There are unit tests in src/test_process_log.py
. The tests run with pytest:
pytest src/test_process_log.py
For features 1 and 2 ("top hosts" and "top resources"), I use
the Counter
class (a.k.a. a "multiset") from the Python standard library.
This is simply a dictionary that keeps track of counts.
For feature 3, "busiest hours", I use a combination of a deque and a custom
class TopKDict
. The deque is used to store only the timestamps occuring in
the past hour. The TopKDict
class is a dictionary that only stores the top K
entries, sorted by value. As each timestamp "expires", the current length
of the deque is added to the dictionary.
For feature 4, "blocked requests", I have a class BlockList
that handles
each login request. Internally, it keeps track of hosts that are currently
blocked and recent failed login times for hosts. These are both dictionaries
mapping hosts to time(s).
It is often useful to have statistics about how long users spend on your site at any given time, how many pages they view, etc. There are a lot of questions one might try to answer, but as a first simple pass, I calculate the average length of each "session". Here, I'm defining a session as a group of requests from a host with no gaps of 30 minutes or more.
This is done in the class Sessions
. It keeps track of active session
start and end times for each host in a dictionary. To reduce the
memory footprint, I occasionally go through the dictionary of active
hosts and clear ones that are no longer active. (Otherwise "current"

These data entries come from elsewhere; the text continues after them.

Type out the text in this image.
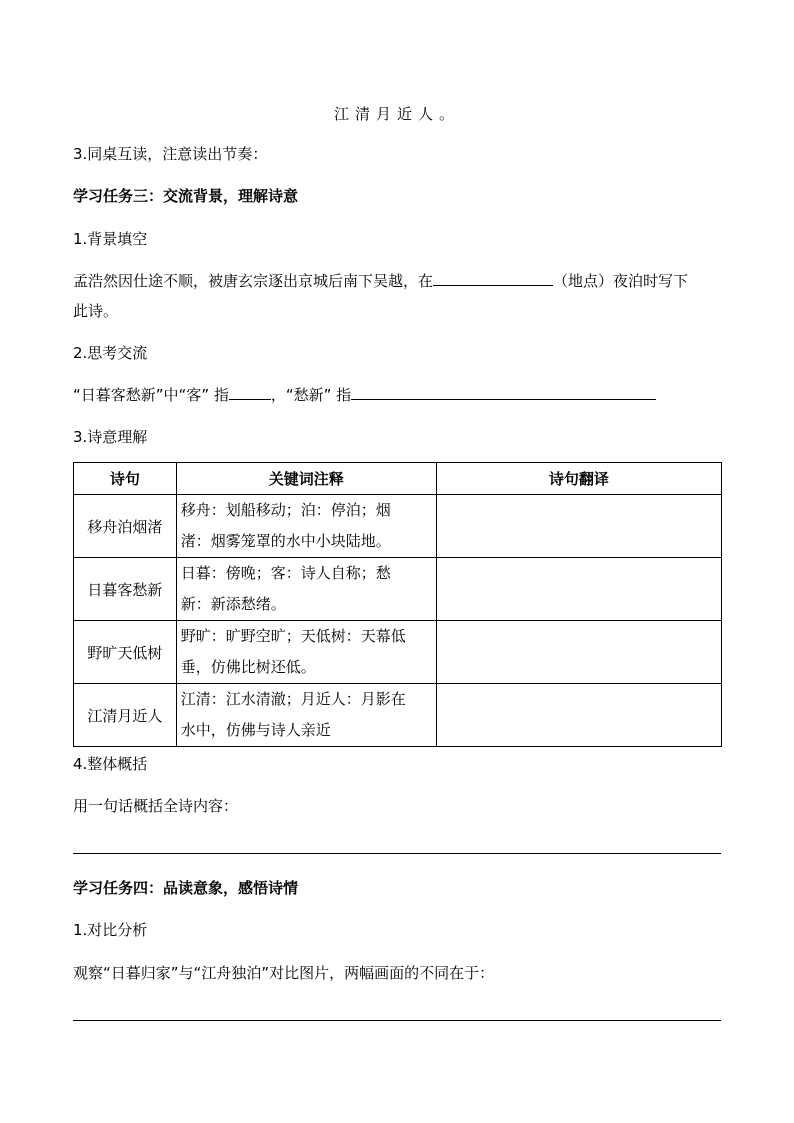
江清月近人。
3.同桌互读，注意读出节奏：
学习任务三：交流背景，理解诗意
1.背景填空
孟浩然因仕途不顺，被唐玄宗逐出京城后南下吴越，在	（地点）夜泊时写下
此诗。
2.思考交流
“日暮客愁新”中“客” 指	，“愁新” 指
3.诗意理解
诗句	关键词注释	诗句翻译
移舟泊烟渚	移舟：划船移动；泊：停泊；烟
渚：烟雾笼罩的水中小块陆地。	

日暮客愁新	日暮：傍晚；客：诗人自称；愁
新：新添愁绪。	

野旷天低树	野旷：旷野空旷；天低树：天幕低
垂，仿佛比树还低。	

江清月近人	江清：江水清澈；月近人：月影在
水中，仿佛与诗人亲近	

4.整体概括
用一句话概括全诗内容：
学习任务四：品读意象，感悟诗情
1.对比分析
观察“日暮归家”与“江舟独泊”对比图片，两幅画面的不同在于：
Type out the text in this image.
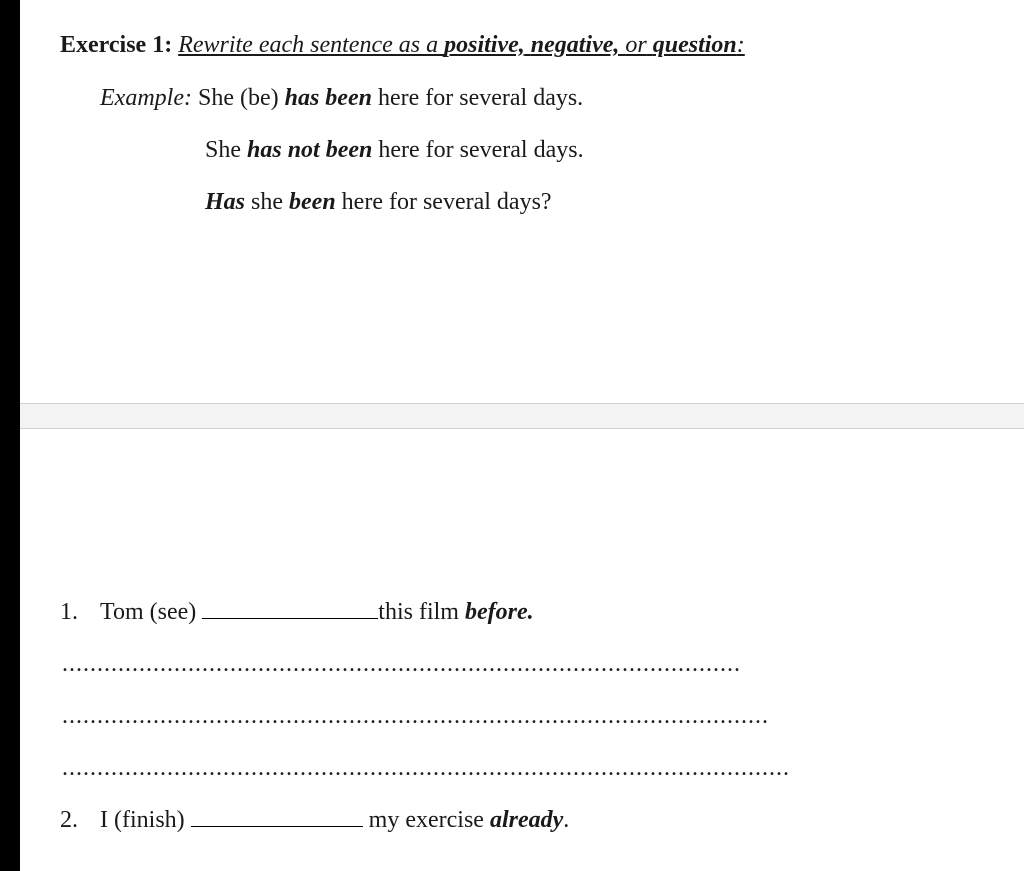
Exercise 1: Rewrite each sentence as a positive, negative, or question:
Example: She (be) has been here for several days.
She has not been here for several days.
Has she been here for several days?
1. Tom (see)	this film before.
.................................................................................................
.....................................................................................................
........................................................................................................
2. I (finish)	my exercise already.
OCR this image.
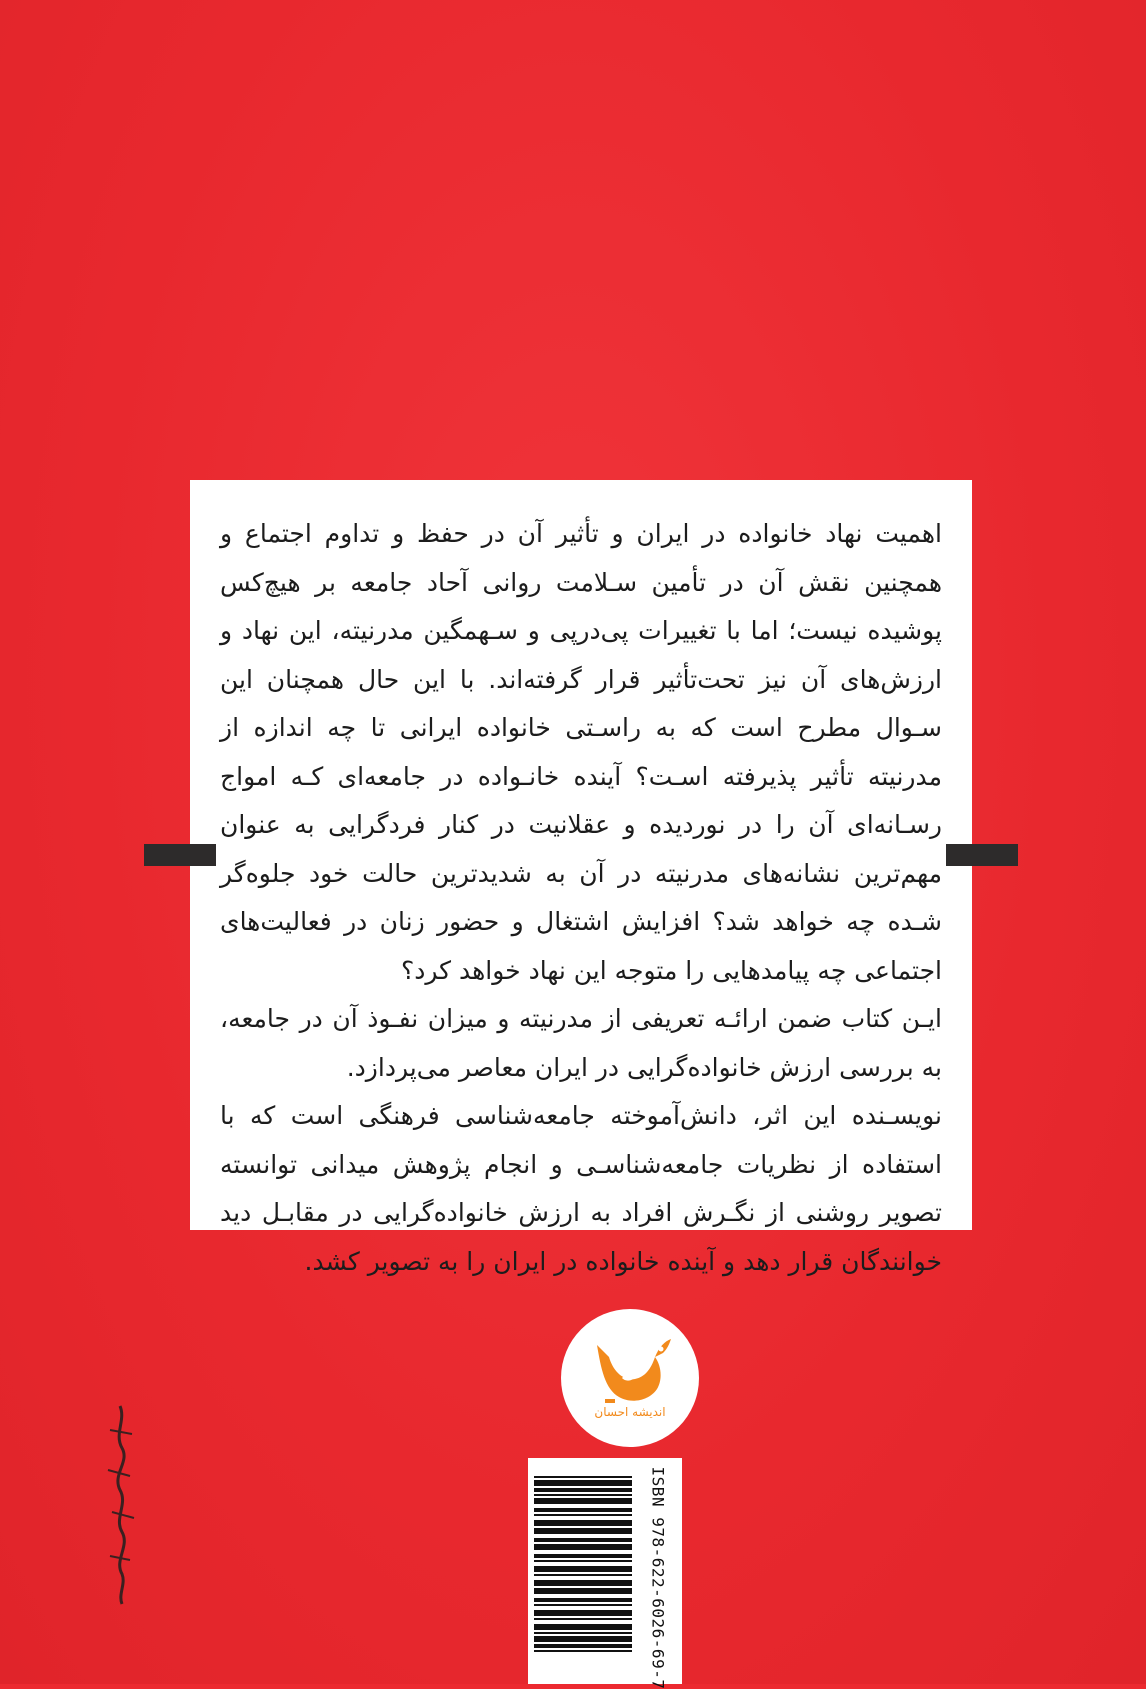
اهمیت نهاد خانواده در ایران و تأثیر آن در حفظ و تداوم اجتماع و همچنین نقش آن در تأمین سـلامت روانی آحاد جامعه بر هیچ‌کس پوشیده نیست؛ اما با تغییرات پی‌درپی و سـهمگین مدرنیته، این نهاد و ارزش‌های آن نیز تحت‌تأثیر قرار گرفته‌اند. با این حال همچنان این سـوال مطرح است که به راسـتی خانواده ایرانی تا چه اندازه از مدرنیته تأثیر پذیرفته اسـت؟ آینده خانـواده در جامعه‌ای کـه امواج رسـانه‌ای آن را در نوردیده و عقلانیت در کنار فردگرایی به عنوان مهم‌ترین نشانه‌های مدرنیته در آن به شدیدترین حالت خود جلوه‌گر شـده چه خواهد شد؟ افزایش اشتغال و حضور زنان در فعالیت‌های اجتماعی چه پیامدهایی را متوجه این نهاد خواهد کرد؟

ایـن کتاب ضمن ارائـه تعریفی از مدرنیته و میزان نفـوذ آن در جامعه، به بررسی ارزش خانواده‌گرایی در ایران معاصر می‌پردازد.

نویسـنده این اثر، دانش‌آموخته جامعه‌شناسی فرهنگی است که با استفاده از نظریات جامعه‌شناسـی و انجام پژوهش میدانی توانسته تصویر روشنی از نگـرش افراد به ارزش خانواده‌گرایی در مقابـل دید خوانندگان قرار دهد و آینده خانواده در ایران را به تصویر کشد.

اندیشه احسان
ISBN 978-622-6026-69-7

activity is only checked once a new request from the host comes in,
which means the dictionary includes every host ever to make a
request.) I also tried using a deque in combination with the
dictionary to track "expiring" sessions, but this ended up being
slower.
Before adding the session statistics, the code ran on the 426 MB input file in about a minute on my laptop:
$ run.sh
4400644 lines in 59.546s: 73903 lines/s
Peak memory usage was about 200MB.
With the session statistics, it takes a bit longer:
$ run.sh
4400644 lines in 69.781s: 63064 lines/s
with peak memory usage of about 250MB.
Profiling indicates that about half the time is spent in parsing the lines of the input. I suspect that at least this could be sped up significantly with a C extension (if necessary), as the timestamp parsing is now done in pure Python.